A pesar de ello, Soukayna no se quejaba, “decía que para los niños no era tan extraño convivir en un espacio tan pequeño y estar juntos ya que, en casa, por miedo a que el marido les pudiese hacer algo, prácticamente no salían de la habitación”. Soukayna, además, hizo de traductora en numerosas ocasiones alrededor de conflictos y tensiones que se han vivido. “Hay que tener en cuenta que después de meses o años sufriendo todo tipo de vulneraciones de derechos y tras jugarse la vida en el mar, hubo personas que estuvieron nueve días esperando puerto. Y ahí aparece el miedo a ser devueltos a Libia, el no entender que no nos den puerto a pesar de que veamos tierra desde el barco”.

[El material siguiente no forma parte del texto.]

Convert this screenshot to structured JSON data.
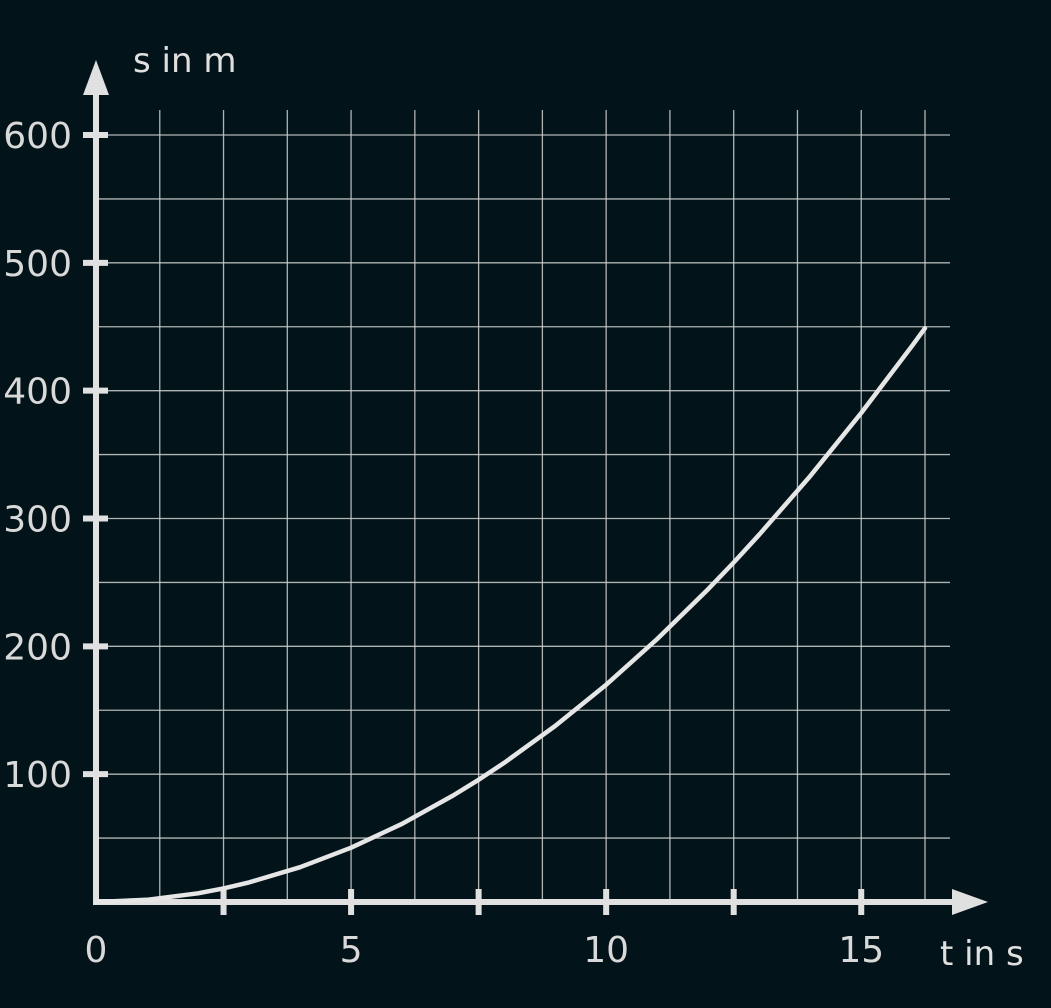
{
  "chart_data": {
    "type": "line",
    "title": "",
    "xlabel": "t in s",
    "ylabel": "s in m",
    "xlim": [
      0,
      16.25
    ],
    "ylim": [
      0,
      600
    ],
    "x_ticks": [
      0,
      5,
      10,
      15
    ],
    "x_minor_ticks": [
      2.5,
      5,
      7.5,
      10,
      12.5,
      15
    ],
    "x_tick_labels": [
      "0",
      "5",
      "10",
      "15"
    ],
    "y_ticks": [
      100,
      200,
      300,
      400,
      500,
      600
    ],
    "y_tick_labels": [
      "100",
      "200",
      "300",
      "400",
      "500",
      "600"
    ],
    "grid": true,
    "grid_x_step": 1.25,
    "grid_y_step": 50,
    "series": [
      {
        "name": "",
        "x": [
          0,
          1,
          2,
          2.5,
          3,
          4,
          5,
          6,
          7,
          7.5,
          8,
          9,
          10,
          11,
          12,
          12.5,
          13,
          14,
          15,
          16,
          16.25
        ],
        "y": [
          0,
          1.7,
          6.8,
          10.6,
          15.3,
          27.2,
          42.5,
          61.2,
          83.3,
          95.6,
          108.8,
          137.7,
          170,
          205.7,
          244.8,
          265.6,
          287.3,
          333.2,
          382.5,
          435.2,
          448.9
        ]
      }
    ],
    "colors": {
      "background": "#02141a",
      "line": "#e6e6e6",
      "axis": "#e0e0e0",
      "grid": "#d0d0d0"
    }
  }
}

“Es un sufrimiento innecesario al que se somete a estas personas que han pasado por experiencias muy traumáticas en sus viajes. Y eso genera tensiones en el barco y los gobiernos lo saben. En nuestro caso, algunas personas se negaron a comer en una ocasión y otras dos se lanzaron al agua porque no aguantaban más. Hubo más momentos complicados y, por cierto, Soukayna estuvo mediando en todos, pero tanto ella, como sus hijos y el resto de niños que viajaban tuvieron que sufrir situaciones muy tensas.

UN VIAJE DE DOS O TRES AÑOS

Arriarán prefiere quedarse con los agradecimientos de muchos de ellos, como los de los eritreos, chavales de entre 14 y 16 años, que son obligados a ser soldados a los 16 años. “La mayoría huyen a los 12 años solos y su viaje dura dos o tres años, incluyendo estancias durísimas en Libia. Fueron muy, muy agradecidos. Tenían mucha hambre, no habían comido durante tres días a la deriva. Sorprende que tengan que partir de sus casas tan jóvenes para hacer un recorrido tan duro y peligroso”.

Finalmente, la enfermera y una de las responsables de misión agradece el trabajo realizado por toda la tripulación, “que hizo una excelente labor de coordinación, de equipo y de mantener la calma en cada una de las complicadas situaciones que vivimos”.